8.13.2010 | Blog.
July 2015: What an utmost disgrace that former Auschwitz guard Oskar Groening, 94 now and twelve at the time the German people in a democratic election voted for Hitler and his Nazi party, has now been made the ultimate scapegoat for what in reality was a nation’s collective guilt. Not only did most of the top Nazis get away with it, the nation that stood behind soon forgot their own involvement and now a few old men who grew up amidst solid Nazi propaganda where Hitler was seen as close to a god are to be sentenced for participating, however comparably small their parts – when not doing so would have led not only to a certain death but condemnation from family, ‘friends’ and state. This excerpt from my book ‘HITLERS DESERTERS, When Law Merged with Terror’ might give an idea about this rarely mentioned fact regarding the German dictatorship: “In 1934, Reich President Hindenburg’s death was followed by a referendum in which an overwhelming majority of the German people approved of the proposal to combine the posts of president of the republic and chancellor under one hat, Adolf Hitler’s. The turnout of voters was enormous: 95% of the electorate took part and out of them 90% were in favour. As the Nazi administration already had legislative powers according to the recent Enabling Act, this referendum made the former corporal into a dictator – an elected one. It was obvious that the people wanted it that way.”
When Judge Kompisch (one wonder how his ancestors had cast their votes and what involvement they had had…) told the court that ‘Groening could easily have applied to fight at the front later in the war’ he forgot to mention that it was the Wehrmacht, the Nazi conscripted armed forces, that made Auschwitz and all other extermination camps possible. Without the armed defence of the Reich the extermination would have stopped years earlier.

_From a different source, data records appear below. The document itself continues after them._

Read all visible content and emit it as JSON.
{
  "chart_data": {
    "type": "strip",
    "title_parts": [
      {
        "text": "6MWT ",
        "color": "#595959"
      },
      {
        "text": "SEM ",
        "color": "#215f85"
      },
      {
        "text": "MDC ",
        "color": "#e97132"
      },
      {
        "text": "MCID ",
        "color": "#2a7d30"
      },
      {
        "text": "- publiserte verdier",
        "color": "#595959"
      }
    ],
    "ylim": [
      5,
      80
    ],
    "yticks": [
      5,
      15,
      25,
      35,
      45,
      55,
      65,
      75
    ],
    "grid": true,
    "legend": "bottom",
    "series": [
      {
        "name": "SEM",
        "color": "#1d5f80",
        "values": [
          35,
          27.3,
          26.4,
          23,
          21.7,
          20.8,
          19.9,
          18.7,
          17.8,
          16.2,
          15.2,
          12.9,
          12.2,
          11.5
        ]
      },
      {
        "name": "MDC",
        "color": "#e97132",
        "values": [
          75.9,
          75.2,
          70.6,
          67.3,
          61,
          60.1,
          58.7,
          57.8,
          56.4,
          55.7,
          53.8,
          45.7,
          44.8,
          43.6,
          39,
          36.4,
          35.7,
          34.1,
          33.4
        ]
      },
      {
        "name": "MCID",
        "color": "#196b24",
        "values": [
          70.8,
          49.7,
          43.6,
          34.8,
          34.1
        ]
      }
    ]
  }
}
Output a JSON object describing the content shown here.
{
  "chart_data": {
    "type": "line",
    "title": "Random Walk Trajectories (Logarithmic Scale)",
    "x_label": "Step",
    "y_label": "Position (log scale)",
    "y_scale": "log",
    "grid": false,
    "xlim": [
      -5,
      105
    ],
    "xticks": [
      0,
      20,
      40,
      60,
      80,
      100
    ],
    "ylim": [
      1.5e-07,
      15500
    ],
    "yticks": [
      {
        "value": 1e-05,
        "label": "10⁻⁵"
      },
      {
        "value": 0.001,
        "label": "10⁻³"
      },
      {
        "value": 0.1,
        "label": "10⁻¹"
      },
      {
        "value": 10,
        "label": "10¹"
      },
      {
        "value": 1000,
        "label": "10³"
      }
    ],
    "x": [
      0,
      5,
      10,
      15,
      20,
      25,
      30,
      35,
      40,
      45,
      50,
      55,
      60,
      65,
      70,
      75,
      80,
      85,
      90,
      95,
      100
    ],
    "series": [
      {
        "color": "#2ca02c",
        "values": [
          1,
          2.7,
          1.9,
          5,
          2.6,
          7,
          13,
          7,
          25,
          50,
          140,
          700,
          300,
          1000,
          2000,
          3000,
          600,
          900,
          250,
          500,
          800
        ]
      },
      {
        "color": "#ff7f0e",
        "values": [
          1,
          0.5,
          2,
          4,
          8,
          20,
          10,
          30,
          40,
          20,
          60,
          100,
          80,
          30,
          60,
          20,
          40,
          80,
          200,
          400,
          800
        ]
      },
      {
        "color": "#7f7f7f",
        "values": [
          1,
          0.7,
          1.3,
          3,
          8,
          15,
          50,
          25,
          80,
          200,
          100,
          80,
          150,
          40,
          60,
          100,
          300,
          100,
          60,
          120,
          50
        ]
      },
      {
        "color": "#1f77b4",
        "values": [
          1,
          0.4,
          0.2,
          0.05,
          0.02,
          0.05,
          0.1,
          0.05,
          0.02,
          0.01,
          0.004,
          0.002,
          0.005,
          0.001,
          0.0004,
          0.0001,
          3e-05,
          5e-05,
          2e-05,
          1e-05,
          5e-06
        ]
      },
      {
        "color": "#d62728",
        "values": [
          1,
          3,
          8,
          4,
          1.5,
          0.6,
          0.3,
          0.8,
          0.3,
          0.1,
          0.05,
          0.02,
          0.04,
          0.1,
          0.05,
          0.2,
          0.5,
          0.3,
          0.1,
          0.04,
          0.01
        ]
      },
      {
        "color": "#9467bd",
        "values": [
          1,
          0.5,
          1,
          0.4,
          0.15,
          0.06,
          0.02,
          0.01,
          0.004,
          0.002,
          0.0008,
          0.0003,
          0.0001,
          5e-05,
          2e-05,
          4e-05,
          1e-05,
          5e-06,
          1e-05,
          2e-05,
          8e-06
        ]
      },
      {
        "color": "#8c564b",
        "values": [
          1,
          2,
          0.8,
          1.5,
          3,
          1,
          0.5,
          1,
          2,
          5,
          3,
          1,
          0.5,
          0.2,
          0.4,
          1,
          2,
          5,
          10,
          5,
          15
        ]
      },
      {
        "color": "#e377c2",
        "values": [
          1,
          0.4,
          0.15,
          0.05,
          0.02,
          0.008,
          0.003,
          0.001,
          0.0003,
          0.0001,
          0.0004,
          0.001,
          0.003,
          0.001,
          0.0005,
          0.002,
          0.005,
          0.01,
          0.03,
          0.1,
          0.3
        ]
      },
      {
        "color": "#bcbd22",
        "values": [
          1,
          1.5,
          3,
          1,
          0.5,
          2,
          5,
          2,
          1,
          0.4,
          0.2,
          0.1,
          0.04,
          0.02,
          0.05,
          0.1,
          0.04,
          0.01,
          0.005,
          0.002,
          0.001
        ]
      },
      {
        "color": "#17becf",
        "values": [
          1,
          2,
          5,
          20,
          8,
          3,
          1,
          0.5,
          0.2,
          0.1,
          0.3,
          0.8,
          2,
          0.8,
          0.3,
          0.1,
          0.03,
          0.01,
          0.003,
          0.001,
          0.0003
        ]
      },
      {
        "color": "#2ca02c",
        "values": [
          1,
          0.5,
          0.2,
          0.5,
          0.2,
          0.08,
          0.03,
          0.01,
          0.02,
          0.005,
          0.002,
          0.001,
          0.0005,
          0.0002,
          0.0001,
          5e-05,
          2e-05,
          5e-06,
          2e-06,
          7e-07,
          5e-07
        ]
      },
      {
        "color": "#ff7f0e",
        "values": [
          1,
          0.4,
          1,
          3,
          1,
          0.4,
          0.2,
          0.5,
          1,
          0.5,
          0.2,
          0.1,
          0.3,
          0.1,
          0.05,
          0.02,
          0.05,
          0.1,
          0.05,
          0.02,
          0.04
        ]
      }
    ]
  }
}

West Germany was to a large degree built up by ex-Nazis. Decades after the fall of the Third Reich, administration, law, politics and the armed forces were dominated by people who happily had served the Nazi regime in senior posts. Some of these men, now in their ‘second career’, reached the highest posts as generals and ministers but for all of them it can be said, they were ‘forgiven’ by the Adenauer government and the Western allies. They were now needed again as ‘we’ had got a new enemy, the Communists. However there was another side to that forgiveness: thirty thousand war deserters and war-refusers (most of them dead but some still alive) were not shown the same mercy. They remained traitors also legally until a few years ago. Their history of a lifetime as outcasts in their own country and now the creation of a scapegoat to carry the blame for the biggest of all war crimes can only be seen as evidence that also today’s Germany has a lot of work to do. They need to come to terms with their own hypocrisy.